Ces réserves devraient continuer à croître. L’Iran a lentement, mais sûrement, poursuivi son programme nucléaire depuis que les Etats-Unis se sont retirés, en 2018, sous la présidence de Donald Trump, du JCPOA, l’accord prévoyant la levée des sanctions internationales frappant l’Iran, en échange de l’encadrement de ses activités atomiques. Il fixait la limite du stock d’uranium enrichi à 202,8 kilos. Il dépasse dorénavant les cinq tonnes – une grande partie du stock est enrichie à 5 % et à 20 %, au-dessus du seuil civil de 3,67 % fixé par l’AIEA.
Quelques mois pour disposer d’une arme nucléaire
Avoir assez d’uranium de qualité militaire n’est pas suffisant pour faire une bombe. Les Iraniens possèdent déjà la technologie balistique – dont certains missiles avec une portée de près de 1 500 km –, mais il leur reste à maîtriser celle des ogives. “La question qui se pose ensuite est celle du calendrier de l’armement, pour lequel les délais varient de 6 à 18 mois, explique Behnam Ben Taleblu, du cercle de réflexion Foundation for Defense of Democracies. Je me situe dans la fourchette basse, parce que le régime a déjà un programme d’armement actif.” Une analyse partagée par Frazin Nadimi, du Washington Institute : “Les Iraniens ont développé certaines technologies au fil du temps pour disposer de systèmes de détonation et de sphères dans lesquelles intégrer l’uranium”.
Jusqu’à présent, le régime n’a pas franchi ce pas, tirant des bénéfices stratégiques du maintien de son programme atomique dans un entre-deux : plus vraiment civil, mais pas véritablement militaire. “Il estime qu’il n’a pas besoin de l’arme nucléaire pour atteindre ses buts stratégiques et notamment la protection de son territoire contre des attaques, explique la chercheuse Héloïse Fayet. Ils bénéficient de la dissuasion sans posséder l’arme, dont le coût stratégique serait plus élevé. Mais ce calcul peut changer en fonction de ce que font les Israéliens.”

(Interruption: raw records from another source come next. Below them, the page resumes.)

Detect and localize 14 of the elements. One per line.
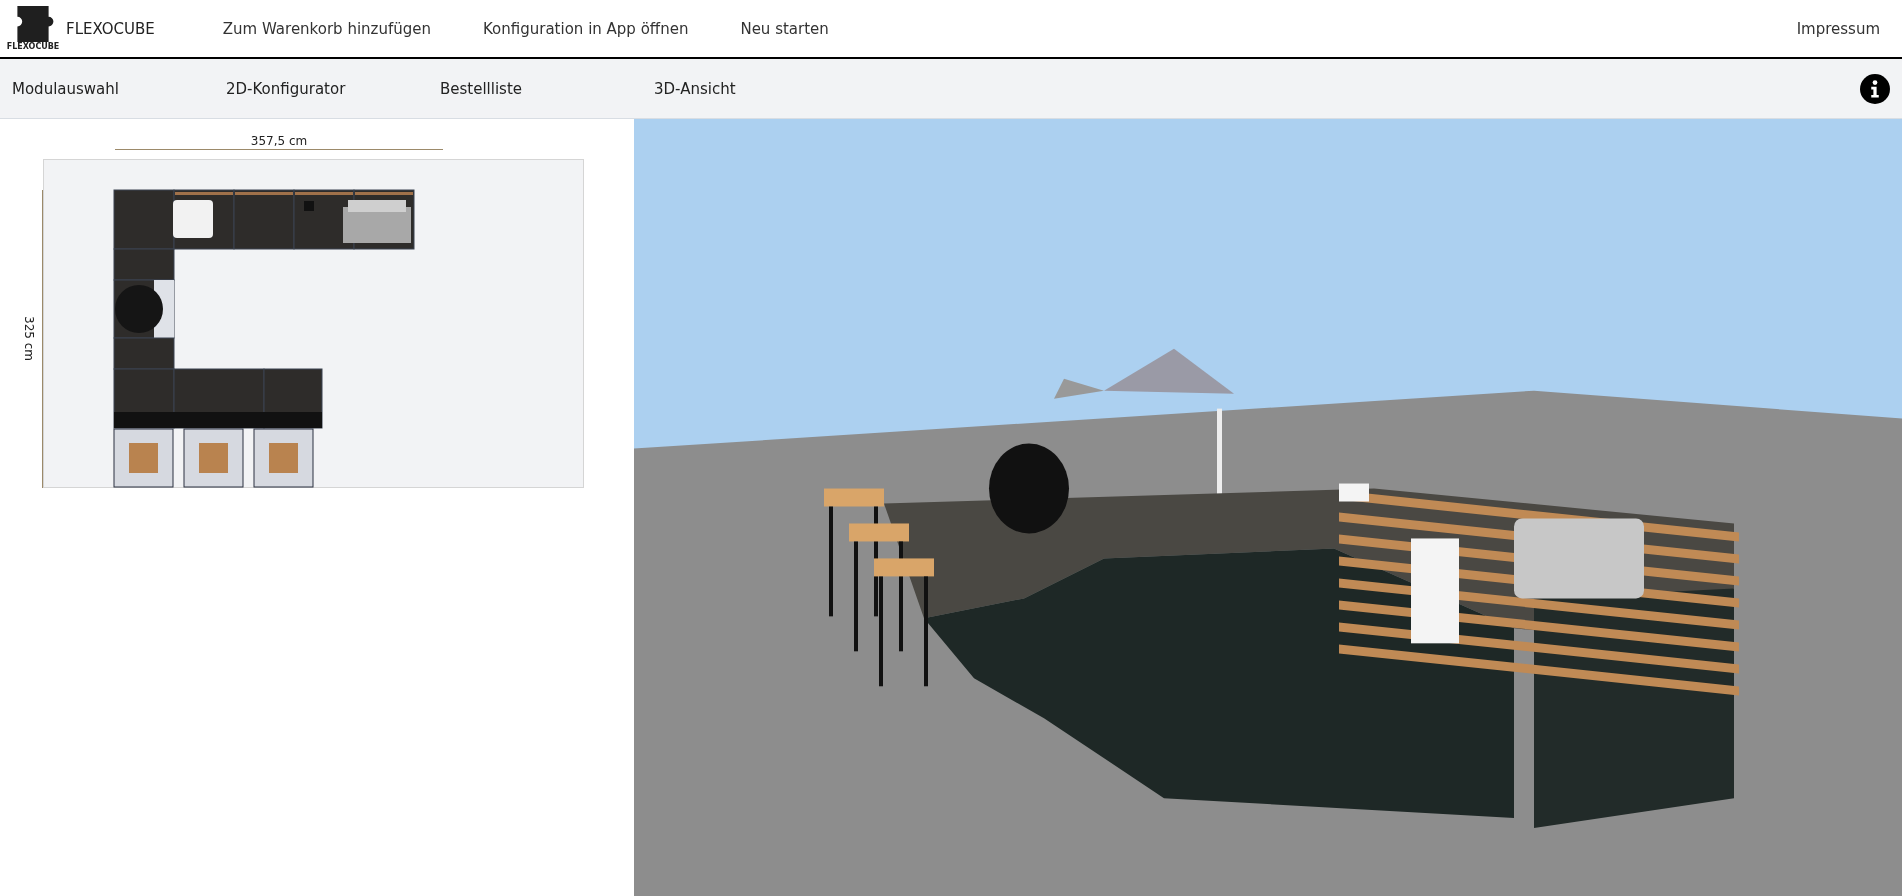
width-dimension: 357,5 cm — [115, 134, 443, 150]
kitchen-3d-drawing[interactable] — [634, 119, 1902, 896]
tab[interactable]: Bestellliste — [440, 79, 654, 98]
logo-text: FLEXOCUBE — [6, 42, 60, 51]
tab[interactable]: Modulauswahl — [12, 79, 226, 98]
tab[interactable]: 2D-Konfigurator — [226, 79, 440, 98]
imprint-link[interactable]: Impressum — [1796, 19, 1880, 38]
info-icon[interactable] — [1860, 73, 1890, 104]
nav-link[interactable]: Neu starten — [740, 19, 829, 38]
nav-link[interactable]: Konfiguration in App öffnen — [483, 19, 689, 38]
floor-plan-drawing[interactable] — [43, 159, 584, 489]
tab[interactable]: 3D-Ansicht — [654, 79, 868, 98]
nav-link[interactable]: Zum Warenkorb hinzufügen — [222, 19, 431, 38]
brand-name: FLEXOCUBE — [66, 19, 155, 38]
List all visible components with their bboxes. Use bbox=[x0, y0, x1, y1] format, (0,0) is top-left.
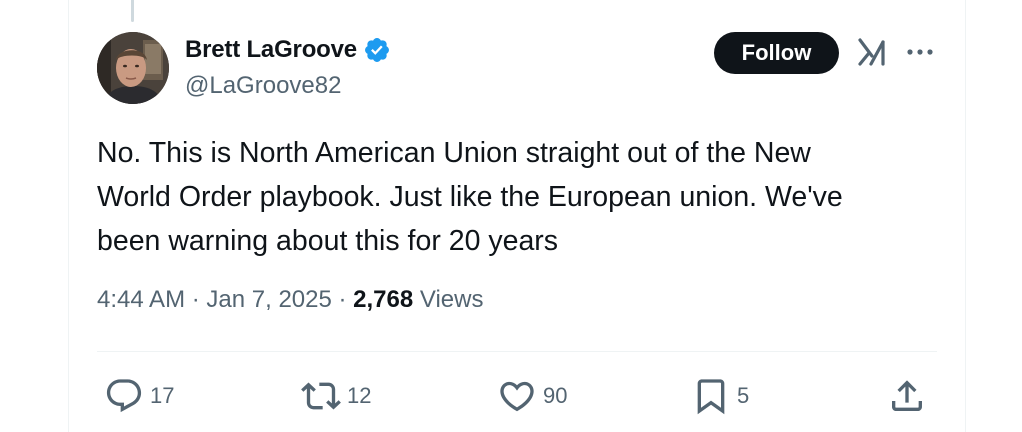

Le basculement pourrait intervenir, de façon paradoxale, si le Premier ministre Benyamin Netanyahou décidait de bombardements de représailles sur les différents sites du programme atomique iranien. Ce serait alors la preuve que “l’entre-deux” iranien a perdu sa capacité dissuasive. Or le régime s’y est préparé : il a dispersé les sites de son programme sur son territoire et enfoui profondément sous terre ses usines d’enrichissement d’uranium, à Fordow et Natanz, pour les protéger contre des frappes avec des missiles perforants. A cela s’ajoutent des sites qui pourraient être tenus secrets, c’est-à-dire inconnus de l’AIEA, déjà restreinte dans ses inspections.
“Les frappes militaires ne suffiront pas à éliminer le programme nucléaire iranien (trop renforcé, trop avancé, trop dispersé), précise dans un post Daria Dolzikova, analyste au groupe de réflexion londonien Rusi. Elles inciteront plutôt l’Iran à renforcer davantage ses sites et sont plus susceptibles, par rapport à d’autres options de représailles, de le pousser à se doter d’armes nucléaires.” L’Iran pourrait alors revenir sur sa fatwa, expulser les inspecteurs de l’AIEA et se retirer du Traité de non-prolifération. Dans le cas de la Corée du Nord, une telle décision avait précédé de trois ans un premier essai nucléaire, en 2006. Pyongyang dispose aujourd’hui d’une cinquantaine de bombes.